That would be a cleaver title if it were hot outside. But it’s not. I should have saved that one.
Well, it’s that time again. It’s Friday and the new TAM cartoon is up!
Other than that, I really have nothing interesting to say. So I won’t say anything. It wouldn’t be fair to you. Really.
Fun Fact: I saw another disturbing commercial this morning. It had nothing to do with fat kids. It had to do with oranges.
I don’t know if you’ve seen the commercial, but I’m pretty sure you have. I think it’s for Tropicana Orange Juice. It’s the one where the oranges work-out, trying desperately to get into shape so that they can save you from a heart attack.
These oranges have been sent to a training facility in order that they may perform some sort of suicidal jihad against heart disease. Personally, in the wake of September 11th, I find this commercial in poor taste (he, he, get it…poor taste? You know, because the heart-smart orange juice is bland?...forget it).
But that’s not the disturbing part. I’m not even disturbed by the insinuation in the ad that there are male and female oranges. The part that sickens me is the part where the oranges go swimming.
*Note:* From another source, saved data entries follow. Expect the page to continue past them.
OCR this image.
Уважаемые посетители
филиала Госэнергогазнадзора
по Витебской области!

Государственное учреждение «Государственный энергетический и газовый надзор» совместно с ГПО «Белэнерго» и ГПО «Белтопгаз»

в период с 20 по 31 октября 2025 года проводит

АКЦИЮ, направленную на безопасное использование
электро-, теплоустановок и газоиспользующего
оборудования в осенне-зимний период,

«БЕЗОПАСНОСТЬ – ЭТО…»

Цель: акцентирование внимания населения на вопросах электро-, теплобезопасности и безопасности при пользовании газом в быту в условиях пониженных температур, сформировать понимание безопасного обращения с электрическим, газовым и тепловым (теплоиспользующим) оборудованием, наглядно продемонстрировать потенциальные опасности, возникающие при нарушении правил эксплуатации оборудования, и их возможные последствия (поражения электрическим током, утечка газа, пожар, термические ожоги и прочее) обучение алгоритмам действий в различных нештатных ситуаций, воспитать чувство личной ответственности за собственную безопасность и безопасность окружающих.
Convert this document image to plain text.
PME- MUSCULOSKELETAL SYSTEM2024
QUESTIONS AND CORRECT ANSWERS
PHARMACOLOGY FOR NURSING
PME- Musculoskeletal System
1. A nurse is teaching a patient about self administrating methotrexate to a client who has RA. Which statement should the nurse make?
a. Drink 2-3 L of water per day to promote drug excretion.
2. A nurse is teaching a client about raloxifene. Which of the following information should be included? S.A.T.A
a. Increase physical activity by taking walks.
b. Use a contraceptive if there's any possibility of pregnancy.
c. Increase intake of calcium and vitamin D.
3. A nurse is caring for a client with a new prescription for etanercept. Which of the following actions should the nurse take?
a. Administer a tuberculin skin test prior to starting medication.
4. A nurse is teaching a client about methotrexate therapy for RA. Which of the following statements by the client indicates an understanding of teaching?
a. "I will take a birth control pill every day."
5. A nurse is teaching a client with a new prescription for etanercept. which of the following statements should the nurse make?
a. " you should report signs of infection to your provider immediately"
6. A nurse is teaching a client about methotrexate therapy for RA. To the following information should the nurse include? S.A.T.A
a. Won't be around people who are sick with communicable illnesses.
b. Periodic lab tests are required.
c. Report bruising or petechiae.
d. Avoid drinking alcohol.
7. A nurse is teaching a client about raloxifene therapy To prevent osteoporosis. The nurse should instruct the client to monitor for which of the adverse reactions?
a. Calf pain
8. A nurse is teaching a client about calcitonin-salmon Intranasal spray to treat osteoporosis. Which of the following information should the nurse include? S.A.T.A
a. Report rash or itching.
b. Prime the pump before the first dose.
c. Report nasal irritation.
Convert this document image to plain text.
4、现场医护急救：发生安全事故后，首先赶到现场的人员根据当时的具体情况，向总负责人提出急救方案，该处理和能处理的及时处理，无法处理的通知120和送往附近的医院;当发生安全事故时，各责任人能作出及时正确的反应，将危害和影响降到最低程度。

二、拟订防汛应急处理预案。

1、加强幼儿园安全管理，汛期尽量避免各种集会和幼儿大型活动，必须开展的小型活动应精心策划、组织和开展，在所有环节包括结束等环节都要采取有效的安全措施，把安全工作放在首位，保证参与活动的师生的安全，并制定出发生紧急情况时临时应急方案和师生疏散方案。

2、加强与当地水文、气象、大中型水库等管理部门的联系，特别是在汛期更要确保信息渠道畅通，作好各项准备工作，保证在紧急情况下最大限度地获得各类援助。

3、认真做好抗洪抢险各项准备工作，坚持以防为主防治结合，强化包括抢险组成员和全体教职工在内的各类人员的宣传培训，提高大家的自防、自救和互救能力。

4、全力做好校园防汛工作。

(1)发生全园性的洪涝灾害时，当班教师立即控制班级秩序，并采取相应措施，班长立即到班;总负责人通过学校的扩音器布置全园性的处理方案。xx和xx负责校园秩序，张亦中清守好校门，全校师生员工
They’re swimming in orange juice!!
The twisted minds at Tropicana (the same people who brought us Tropicana Twisters) have crossed the line this time. They’re worse than the Foster Farms ad people. Sure, those chickens are hell bent on being eaten, they get x-rayed, they wrap themselves in plastic, they’re grotesquely huge in comparison to real live chickens, and they’ve even learned to drive a car – but at least they don’t bathe in their own blood before they attempt suicide.
What is the world going?! To hell in a hand basket, that’s where.
Oh, wait! If you eat fried chicken today, then my title will be cleaver again! I recommend KFC, though; Foster Farms chicken may contain unhealthy levels of puppet.